O caso ocorreu em dezembro de 2019. Segundo o processo, a mulher abriu a torneira do banheiro para lavar o rosto e imediatamente sentiu fortes dores nos olhos. A água do sistema de abastecimento do prédio estava misturada a uma substância química utilizada durante um reparo na caixa d’água.
Sequelas e indenização
A moradora precisou passar por tratamento médico contínuo, utilizar medicamentos e se afastar temporariamente de suas atividades profissionais. A perícia judicial confirmou que o contato com o produto provocou lesão química bilateral da córnea, formação de úlceras e queratite.
Embora tenha recuperado a visão, a vítima permaneceu com sequelas, incluindo dor ocular constante, sensibilidade excessiva à luz e neuralgia do nervo facial. O laudo também reconheceu incapacidade laboral parcial e temporária, impedindo o exercício regular da atividade profissional desenvolvida antes do acidente.
Em primeira instância, o condomínio e a empresa administradora foram condenados solidariamente a pagar R$ 7.018,98 por danos materiais. A sentença também fixou indenização por danos morais equivalente a 50 salários mínimos e determinou o pagamento dos rendimentos que a mulher deixou de receber durante o período de afastamento.
O valor dos lucros cessantes ainda será apurado na fase de liquidação da sentença, com base na atividade profissional e nos ganhos da vítima à época do acidente. Os nomes das partes foram preservados no acórdão disponibilizado para consulta pública.
Responsabilidade mantida
Nos recursos, a administradora contestou a perícia, alegou não ter responsabilidade direta pelo reparo e sustentou que a conduta da própria moradora teria contribuído para o agravamento das lesões. O condomínio, por sua vez, atribuiu responsabilidade à incorporadora e pediu a redução da indenização moral e a exclusão dos lucros cessantes.
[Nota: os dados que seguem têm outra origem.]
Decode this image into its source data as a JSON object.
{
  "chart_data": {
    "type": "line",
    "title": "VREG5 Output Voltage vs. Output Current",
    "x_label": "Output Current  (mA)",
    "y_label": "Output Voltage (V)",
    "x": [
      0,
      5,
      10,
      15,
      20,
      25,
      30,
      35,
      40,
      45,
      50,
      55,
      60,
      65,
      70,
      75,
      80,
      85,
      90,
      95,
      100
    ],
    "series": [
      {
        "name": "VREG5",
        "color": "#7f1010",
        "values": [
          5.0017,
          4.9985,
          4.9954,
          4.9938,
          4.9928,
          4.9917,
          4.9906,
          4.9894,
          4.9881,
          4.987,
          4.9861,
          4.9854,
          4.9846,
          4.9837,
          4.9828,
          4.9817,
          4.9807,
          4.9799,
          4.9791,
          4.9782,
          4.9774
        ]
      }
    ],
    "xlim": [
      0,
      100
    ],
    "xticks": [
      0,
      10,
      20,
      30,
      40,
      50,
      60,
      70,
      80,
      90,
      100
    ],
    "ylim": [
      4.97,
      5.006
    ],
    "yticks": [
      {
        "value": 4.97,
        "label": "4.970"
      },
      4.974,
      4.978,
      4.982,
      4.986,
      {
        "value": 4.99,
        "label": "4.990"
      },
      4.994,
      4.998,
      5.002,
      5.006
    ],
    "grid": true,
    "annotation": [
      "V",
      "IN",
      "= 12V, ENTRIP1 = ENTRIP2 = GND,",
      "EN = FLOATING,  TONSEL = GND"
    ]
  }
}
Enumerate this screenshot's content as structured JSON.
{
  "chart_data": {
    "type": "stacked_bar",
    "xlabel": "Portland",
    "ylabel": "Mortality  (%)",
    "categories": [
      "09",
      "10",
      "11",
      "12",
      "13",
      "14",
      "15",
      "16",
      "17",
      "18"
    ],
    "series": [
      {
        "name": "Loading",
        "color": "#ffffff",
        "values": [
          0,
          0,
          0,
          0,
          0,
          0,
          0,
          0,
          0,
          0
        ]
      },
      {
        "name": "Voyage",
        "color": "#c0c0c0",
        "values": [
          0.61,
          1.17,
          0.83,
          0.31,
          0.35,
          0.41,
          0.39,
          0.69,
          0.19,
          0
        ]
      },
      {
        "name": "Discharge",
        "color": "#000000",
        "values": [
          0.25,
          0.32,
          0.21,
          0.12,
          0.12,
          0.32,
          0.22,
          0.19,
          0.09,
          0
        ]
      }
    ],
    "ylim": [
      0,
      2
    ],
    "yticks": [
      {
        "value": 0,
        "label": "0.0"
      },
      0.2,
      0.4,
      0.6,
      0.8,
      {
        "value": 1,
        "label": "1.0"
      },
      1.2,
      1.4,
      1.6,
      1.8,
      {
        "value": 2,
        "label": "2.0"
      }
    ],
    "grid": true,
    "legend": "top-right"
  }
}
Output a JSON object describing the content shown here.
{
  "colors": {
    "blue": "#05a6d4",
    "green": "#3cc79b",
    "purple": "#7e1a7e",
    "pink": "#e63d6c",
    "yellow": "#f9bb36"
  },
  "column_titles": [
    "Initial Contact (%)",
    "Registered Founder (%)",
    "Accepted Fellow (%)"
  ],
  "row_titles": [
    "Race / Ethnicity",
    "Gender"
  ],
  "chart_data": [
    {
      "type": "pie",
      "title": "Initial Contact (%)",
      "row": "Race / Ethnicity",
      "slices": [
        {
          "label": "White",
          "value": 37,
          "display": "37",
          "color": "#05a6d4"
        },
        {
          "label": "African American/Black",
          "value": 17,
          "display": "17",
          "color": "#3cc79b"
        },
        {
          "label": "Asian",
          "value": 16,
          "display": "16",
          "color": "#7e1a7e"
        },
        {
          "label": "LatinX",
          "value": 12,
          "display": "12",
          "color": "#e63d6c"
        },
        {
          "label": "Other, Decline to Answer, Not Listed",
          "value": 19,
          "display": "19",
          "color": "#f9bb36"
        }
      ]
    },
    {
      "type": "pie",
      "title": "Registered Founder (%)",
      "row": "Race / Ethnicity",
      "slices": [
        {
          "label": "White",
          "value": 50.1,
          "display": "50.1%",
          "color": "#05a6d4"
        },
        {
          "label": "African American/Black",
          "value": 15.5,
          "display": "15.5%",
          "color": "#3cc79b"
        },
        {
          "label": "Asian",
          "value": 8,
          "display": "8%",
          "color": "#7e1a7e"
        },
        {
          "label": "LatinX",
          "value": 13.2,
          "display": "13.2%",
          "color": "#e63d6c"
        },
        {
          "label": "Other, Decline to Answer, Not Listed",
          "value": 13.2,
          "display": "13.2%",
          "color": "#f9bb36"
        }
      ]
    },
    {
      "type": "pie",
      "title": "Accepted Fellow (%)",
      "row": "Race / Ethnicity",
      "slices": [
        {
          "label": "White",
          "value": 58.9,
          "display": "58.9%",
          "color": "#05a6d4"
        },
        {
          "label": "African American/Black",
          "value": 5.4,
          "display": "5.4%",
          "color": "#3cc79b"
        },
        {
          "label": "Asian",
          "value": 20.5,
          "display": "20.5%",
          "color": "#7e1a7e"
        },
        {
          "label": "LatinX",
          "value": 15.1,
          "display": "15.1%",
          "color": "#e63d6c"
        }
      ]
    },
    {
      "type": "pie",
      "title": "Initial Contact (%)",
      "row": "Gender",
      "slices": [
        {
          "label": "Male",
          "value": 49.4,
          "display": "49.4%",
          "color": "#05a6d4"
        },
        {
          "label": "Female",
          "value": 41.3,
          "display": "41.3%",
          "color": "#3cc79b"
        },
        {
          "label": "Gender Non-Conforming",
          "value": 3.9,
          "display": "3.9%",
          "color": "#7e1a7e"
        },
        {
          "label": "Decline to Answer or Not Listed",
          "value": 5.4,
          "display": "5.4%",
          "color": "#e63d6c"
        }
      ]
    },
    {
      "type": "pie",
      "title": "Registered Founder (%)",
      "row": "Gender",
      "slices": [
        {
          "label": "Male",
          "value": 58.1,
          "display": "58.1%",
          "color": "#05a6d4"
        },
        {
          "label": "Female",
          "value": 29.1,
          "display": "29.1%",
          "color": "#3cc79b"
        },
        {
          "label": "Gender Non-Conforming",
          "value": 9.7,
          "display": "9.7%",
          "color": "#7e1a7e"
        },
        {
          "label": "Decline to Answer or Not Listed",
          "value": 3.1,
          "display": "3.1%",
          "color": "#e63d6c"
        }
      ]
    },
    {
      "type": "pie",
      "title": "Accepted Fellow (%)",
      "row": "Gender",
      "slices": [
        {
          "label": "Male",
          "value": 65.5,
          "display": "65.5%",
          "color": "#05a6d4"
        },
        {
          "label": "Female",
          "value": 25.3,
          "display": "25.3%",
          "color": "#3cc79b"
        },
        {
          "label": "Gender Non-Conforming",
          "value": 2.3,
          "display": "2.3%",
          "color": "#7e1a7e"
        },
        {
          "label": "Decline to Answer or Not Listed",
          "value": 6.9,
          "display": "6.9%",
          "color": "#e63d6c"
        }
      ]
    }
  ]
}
As alegações foram rejeitadas. Para o relator, desembargador Paulo Alonso, a prova técnica demonstrou que a substância foi introduzida indevidamente na água destinada ao uso residencial, configurando “grave falha no dever de segurança”.
O colegiado também afastou a tese de culpa concorrente da vítima. Segundo os desembargadores, não houve prova de que o comportamento adotado pela moradora depois do contato com a água tenha interferido no surgimento ou na extensão das sequelas.
A administradora foi considerada parte da cadeia de prestação dos serviços condominiais e, portanto, responsável objetivamente pelas falhas relacionadas à segurança e ao fornecimento de um serviço essencial. A decisão foi unânime e manteve integralmente a sentença.